I'm inspired by the content of my last post, combined with some of the content of Ron Blue's Splitting Heirs.

Blue says we need to "love [our] children equally and, as such, treat them uniquely."

Now, that's tough! (Tougher for some than for others.)

I was talking with my dad a week or so ago and he said he found the idea of even attempting to differentiate among his six children overwhelming. I mean, he knows we are different. He knows I have absolutely no need for any portion of his estate, whereas others of my five brothers and sisters are not so well off. He knows that some of us are quite capable of taking care of ourselves, whereas others . . . aren't.

But trying to figure these things out--or even talking about them with his children--seems "just" too difficult.

Blue offers a scenario. I'm not going to get the details all right. But the general picture is what matters:

Suppose you have three children, Blue suggests.

  • The oldest, a daughter, is married, professes faith in Christ, lives in the "right" neighborhood, goes to the "right" church, wears--and makes sure her husband and children all wear--the "right" clothes. She and her husband are members of all the "right" clubs and organizations. . . .
  • Number two, a son, is married and has children. Their family, members of a "faith" mission in which financial support is spotty, bumps along just above the poverty line. But they are joyful in their service in the inner city. . . .
  • Number three child is also a son. At this time, he shows no inclination to serve Jesus. In fact, he's been to prison on a drugs charge. He has had several unbelievable business opportunities which, somehow, in every case, he has squandered. At this point in his life, he spends most of his time watching TV and playing video games. . . .
Question: Are you going to treat them all the same in your will? You know: being fair and all. . . .

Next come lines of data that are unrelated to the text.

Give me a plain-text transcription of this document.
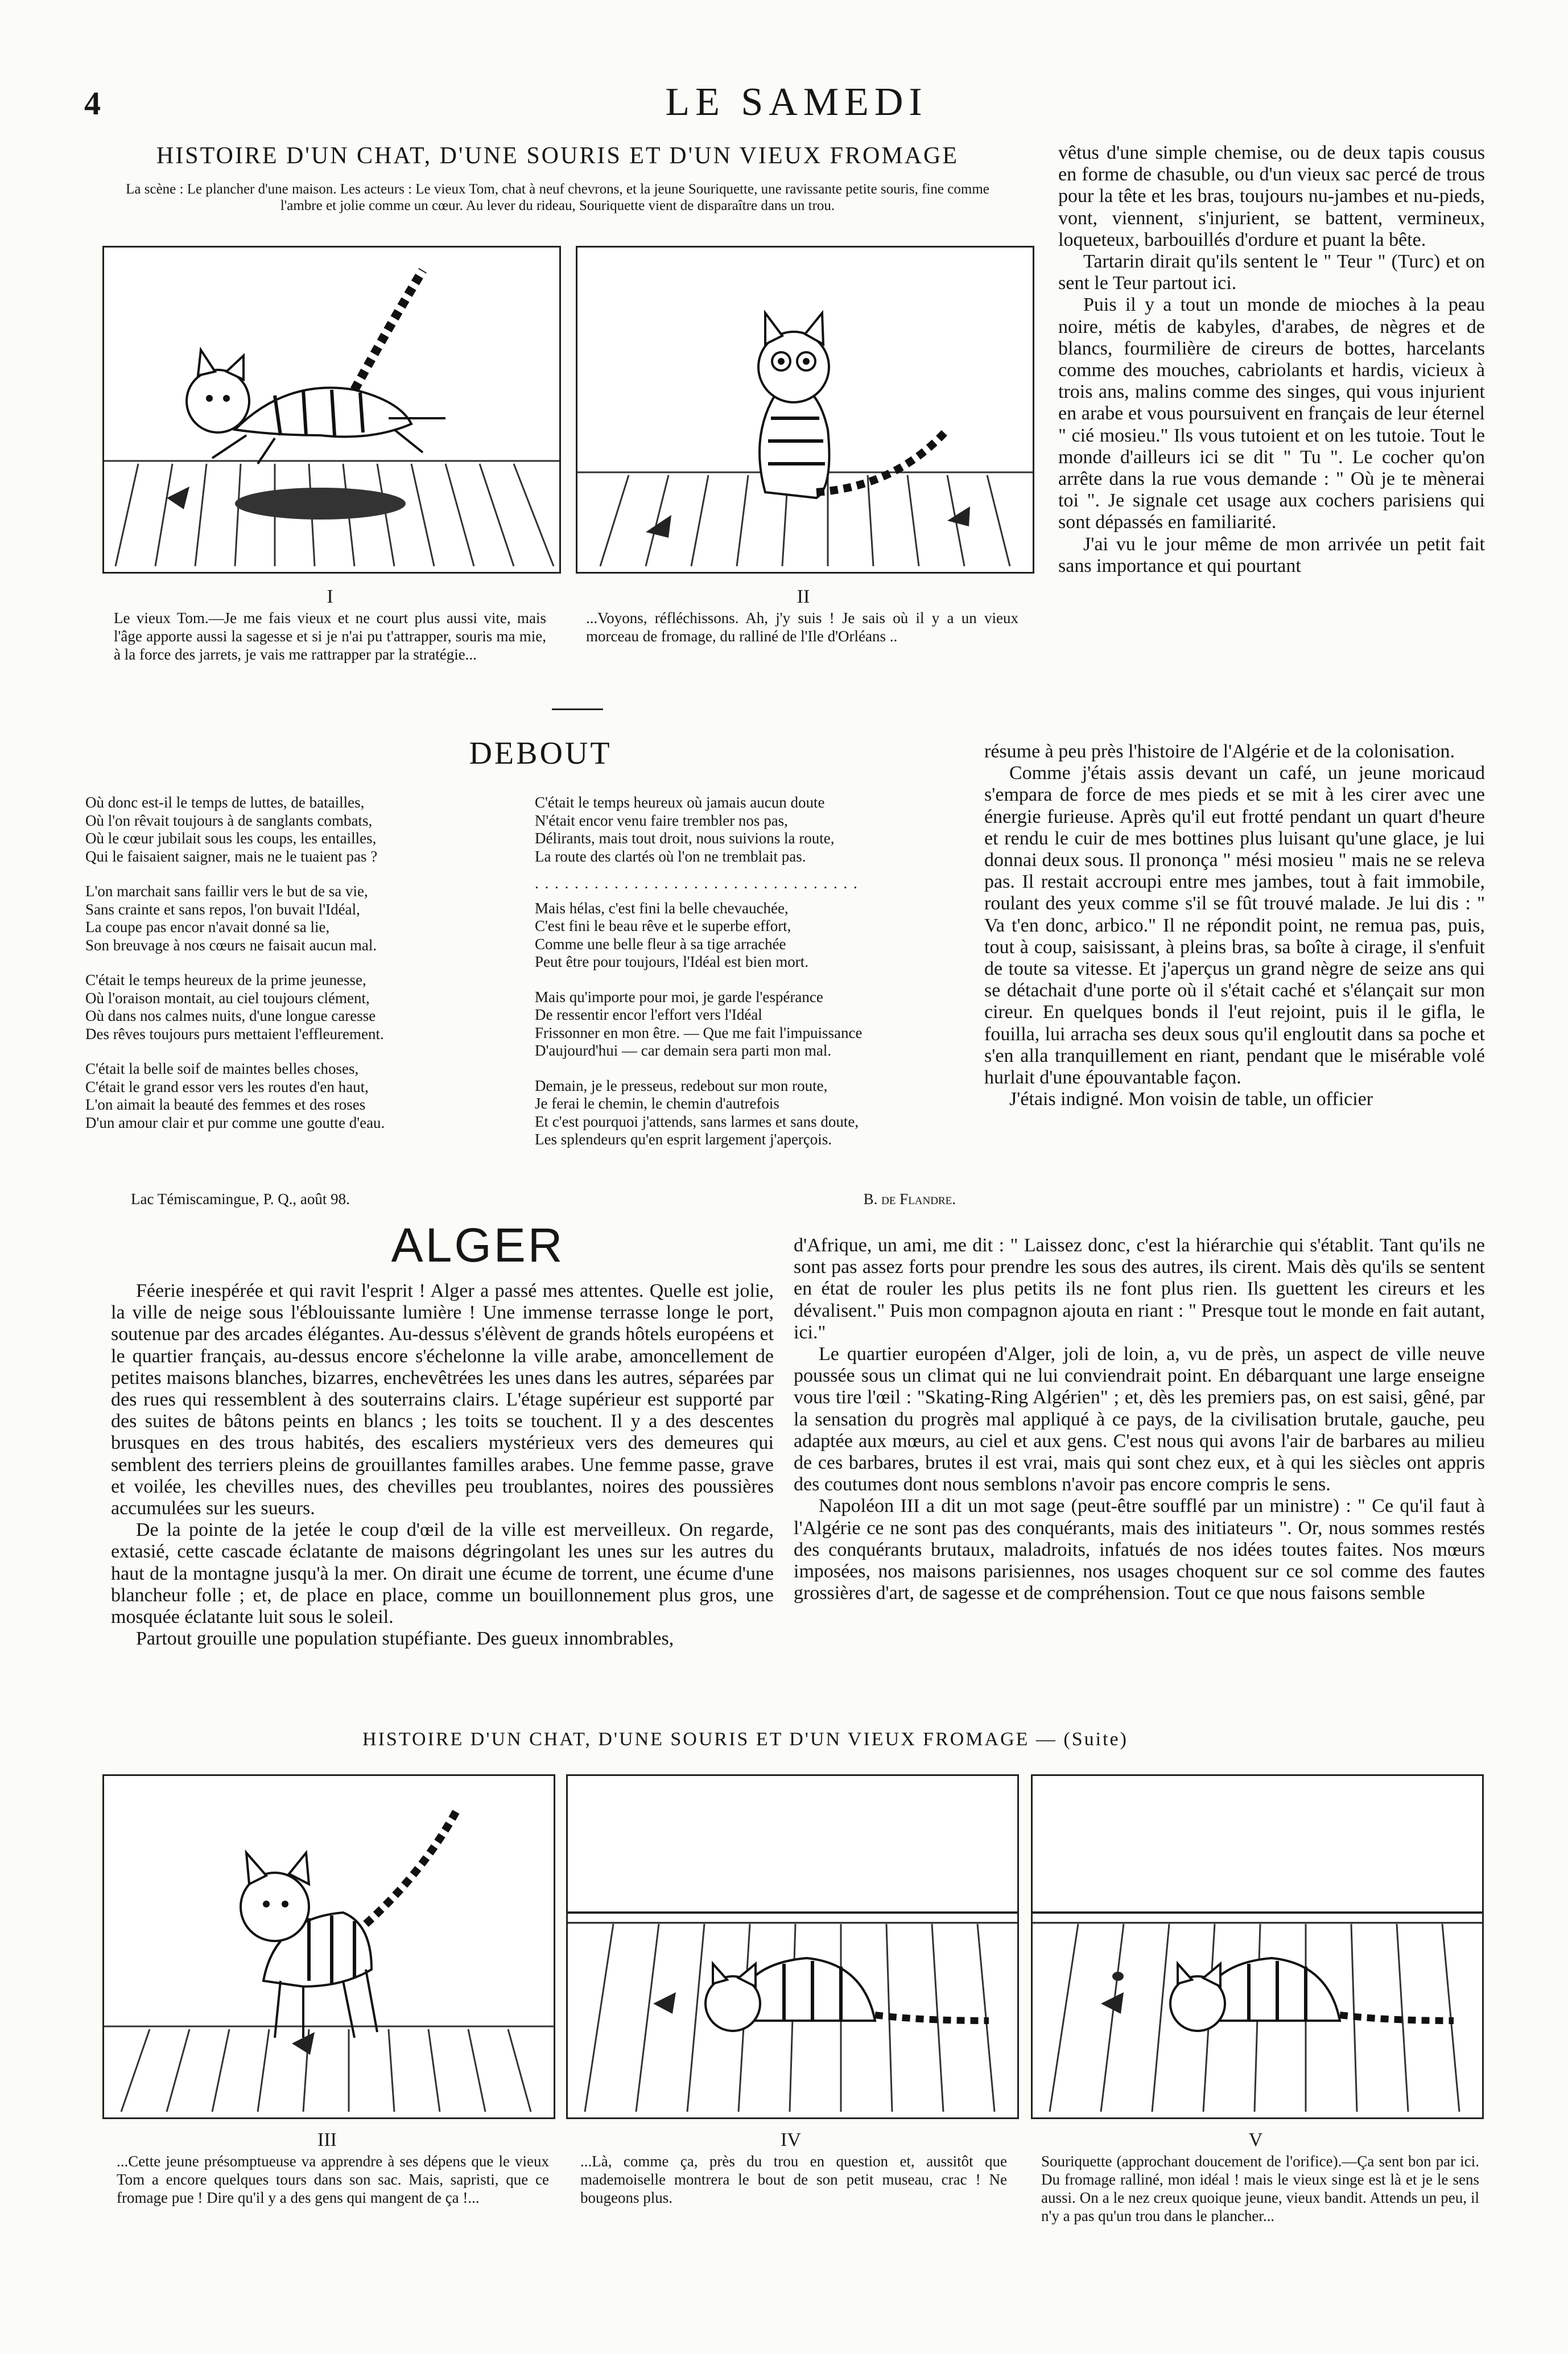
4	LE SAMEDI
HISTOIRE D'UN CHAT, D'UNE SOURIS ET D'UN VIEUX FROMAGE
La scène : Le plancher d'une maison. Les acteurs : Le vieux Tom, chat à neuf chevrons, et la jeune Souriquette, une ravissante petite souris, fine comme l'ambre et jolie comme un cœur. Au lever du rideau, Souriquette vient de disparaître dans un trou.
I
Le vieux Tom.—Je me fais vieux et ne court plus aussi vite, mais l'âge apporte aussi la sagesse et si je n'ai pu t'attrapper, souris ma mie, à la force des jarrets, je vais me rattrapper par la stratégie...
II
...Voyons, réfléchissons. Ah, j'y suis ! Je sais où il y a un vieux morceau de fromage, du ralliné de l'Ile d'Orléans ..

vêtus d'une simple chemise, ou de deux tapis cousus en forme de chasuble, ou d'un vieux sac percé de trous pour la tête et les bras, toujours nu-jambes et nu-pieds, vont, viennent, s'injurient, se battent, vermineux, loqueteux, barbouillés d'ordure et puant la bête.

Tartarin dirait qu'ils sentent le " Teur " (Turc) et on sent le Teur partout ici.

Puis il y a tout un monde de mioches à la peau noire, métis de kabyles, d'arabes, de nègres et de blancs, fourmilière de cireurs de bottes, harcelants comme des mouches, cabriolants et hardis, vicieux à trois ans, malins comme des singes, qui vous injurient en arabe et vous poursuivent en français de leur éternel " cié mosieu." Ils vous tutoient et on les tutoie. Tout le monde d'ailleurs ici se dit " Tu ". Le cocher qu'on arrête dans la rue vous demande : " Où je te mènerai toi ". Je signale cet usage aux cochers parisiens qui sont dépassés en familiarité.

J'ai vu le jour même de mon arrivée un petit fait sans importance et qui pourtant

résume à peu près l'histoire de l'Algérie et de la colonisation.

Comme j'étais assis devant un café, un jeune moricaud s'empara de force de mes pieds et se mit à les cirer avec une énergie furieuse. Après qu'il eut frotté pendant un quart d'heure et rendu le cuir de mes bottines plus luisant qu'une glace, je lui donnai deux sous. Il prononça " mési mosieu " mais ne se releva pas. Il restait accroupi entre mes jambes, tout à fait immobile, roulant des yeux comme s'il se fût trouvé malade. Je lui dis : " Va t'en donc, arbico." Il ne répondit point, ne remua pas, puis, tout à coup, saisissant, à pleins bras, sa boîte à cirage, il s'enfuit de toute sa vitesse. Et j'aperçus un grand nègre de seize ans qui se détachait d'une porte où il s'était caché et s'élançait sur mon cireur. En quelques bonds il l'eut rejoint, puis il le gifla, le fouilla, lui arracha ses deux sous qu'il engloutit dans sa poche et s'en alla tranquillement en riant, pendant que le misérable volé hurlait d'une épouvantable façon.

J'étais indigné. Mon voisin de table, un officier

DEBOUT
Où donc est-il le temps de luttes, de batailles,
Où l'on rêvait toujours à de sanglants combats,
Où le cœur jubilait sous les coups, les entailles,
Qui le faisaient saigner, mais ne le tuaient pas ?
L'on marchait sans faillir vers le but de sa vie,
Sans crainte et sans repos, l'on buvait l'Idéal,
La coupe pas encor n'avait donné sa lie,
Son breuvage à nos cœurs ne faisait aucun mal.
C'était le temps heureux de la prime jeunesse,
Où l'oraison montait, au ciel toujours clément,
Où dans nos calmes nuits, d'une longue caresse
Des rêves toujours purs mettaient l'effleurement.
C'était la belle soif de maintes belles choses,
C'était le grand essor vers les routes d'en haut,
L'on aimait la beauté des femmes et des roses
D'un amour clair et pur comme une goutte d'eau.
C'était le temps heureux où jamais aucun doute
N'était encor venu faire trembler nos pas,
Délirants, mais tout droit, nous suivions la route,
La route des clartés où l'on ne tremblait pas.
. . . . . . . . . . . . . . . . . . . . . . . . . . . . . . . . .
Mais hélas, c'est fini la belle chevauchée,
C'est fini le beau rêve et le superbe effort,
Comme une belle fleur à sa tige arrachée
Peut être pour toujours, l'Idéal est bien mort.
Mais qu'importe pour moi, je garde l'espérance
De ressentir encor l'effort vers l'Idéal
Frissonner en mon être. — Que me fait l'impuissance
D'aujourd'hui — car demain sera parti mon mal.
Demain, je le presseus, redebout sur mon route,
Je ferai le chemin, le chemin d'autrefois
Et c'est pourquoi j'attends, sans larmes et sans doute,
Les splendeurs qu'en esprit largement j'aperçois.
Lac Témiscamingue, P. Q., août 98.	B. de Flandre.
ALGER

Féerie inespérée et qui ravit l'esprit ! Alger a passé mes attentes. Quelle est jolie, la ville de neige sous l'éblouissante lumière ! Une immense terrasse longe le port, soutenue par des arcades élégantes. Au-dessus s'élèvent de grands hôtels européens et le quartier français, au-dessus encore s'échelonne la ville arabe, amoncellement de petites maisons blanches, bizarres, enchevêtrées les unes dans les autres, séparées par des rues qui ressemblent à des souterrains clairs. L'étage supérieur est supporté par des suites de bâtons peints en blancs ; les toits se touchent. Il y a des descentes brusques en des trous habités, des escaliers mystérieux vers des demeures qui semblent des terriers pleins de grouillantes familles arabes. Une femme passe, grave et voilée, les chevilles nues, des chevilles peu troublantes, noires des poussières accumulées sur les sueurs.

De la pointe de la jetée le coup d'œil de la ville est merveilleux. On regarde, extasié, cette cascade éclatante de maisons dégringolant les unes sur les autres du haut de la montagne jusqu'à la mer. On dirait une écume de torrent, une écume d'une blancheur folle ; et, de place en place, comme un bouillonnement plus gros, une mosquée éclatante luit sous le soleil.

Partout grouille une population stupéfiante. Des gueux innombrables,

d'Afrique, un ami, me dit : " Laissez donc, c'est la hiérarchie qui s'établit. Tant qu'ils ne sont pas assez forts pour prendre les sous des autres, ils cirent. Mais dès qu'ils se sentent en état de rouler les plus petits ils ne font plus rien. Ils guettent les cireurs et les dévalisent." Puis mon compagnon ajouta en riant : " Presque tout le monde en fait autant, ici."

Le quartier européen d'Alger, joli de loin, a, vu de près, un aspect de ville neuve poussée sous un climat qui ne lui conviendrait point. En débarquant une large enseigne vous tire l'œil : "Skating-Ring Algérien" ; et, dès les premiers pas, on est saisi, gêné, par la sensation du progrès mal appliqué à ce pays, de la civilisation brutale, gauche, peu adaptée aux mœurs, au ciel et aux gens. C'est nous qui avons l'air de barbares au milieu de ces barbares, brutes il est vrai, mais qui sont chez eux, et à qui les siècles ont appris des coutumes dont nous semblons n'avoir pas encore compris le sens.

Napoléon III a dit un mot sage (peut-être soufflé par un ministre) : " Ce qu'il faut à l'Algérie ce ne sont pas des conquérants, mais des initiateurs ". Or, nous sommes restés des conquérants brutaux, maladroits, infatués de nos idées toutes faites. Nos mœurs imposées, nos maisons parisiennes, nos usages choquent sur ce sol comme des fautes grossières d'art, de sagesse et de compréhension. Tout ce que nous faisons semble

HISTOIRE D'UN CHAT, D'UNE SOURIS ET D'UN VIEUX FROMAGE — (Suite)
III
...Cette jeune présomptueuse va apprendre à ses dépens que le vieux Tom a encore quelques tours dans son sac. Mais, sapristi, que ce fromage pue ! Dire qu'il y a des gens qui mangent de ça !...
IV
...Là, comme ça, près du trou en question et, aussitôt que mademoiselle montrera le bout de son petit museau, crac ! Ne bougeons plus.
V
Souriquette (approchant doucement de l'orifice).—Ça sent bon par ici. Du fromage ralliné, mon idéal ! mais le vieux singe est là et je le sens aussi. On a le nez creux quoique jeune, vieux bandit. Attends un peu, il n'y a pas qu'un trou dans le plancher...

Blue suggests--and I absolutely agree: no, you ought not to treat them all the equally! Love them all equally? Yes. Treat them all equally? No way!

But this is hard work.

I have determined that, God helping me, I will do that hard work in behalf of my children.

Well. And then there is this matter of a living will.

Our attorney, knowing of our Christian commitment, urged Sarita and me to sign some kind of--I'm not sure if it was a DNR/Do Not Resuscitate order, but--some kind of Living Will document that provided for less strenuous efforts than might otherwise be made. "After all," he said, "you know where you are going, and it is a Better Place."

I believe that. I don't believe This World is All There Is. So I have no strong motivation for clinging to this life beyond reason. Yet there is a purpose to life! There is a reason to keep living. At least, to some degree.

My brother, Pete, who was dead and yet is now alive: Pete says that, while he was dead, he [I'm not sure if he has said he met Jesus; but . . . ] . . . he saw that he has a strong hope for a much better/more beautiful "tomorrow"--after death. Yet he is glad he is alive. And I am glad he is alive. He has a reason for living on this earth today. He has things to do, promises to keep.

So how shall I write my living will?

I have some tough decisions ahead of me!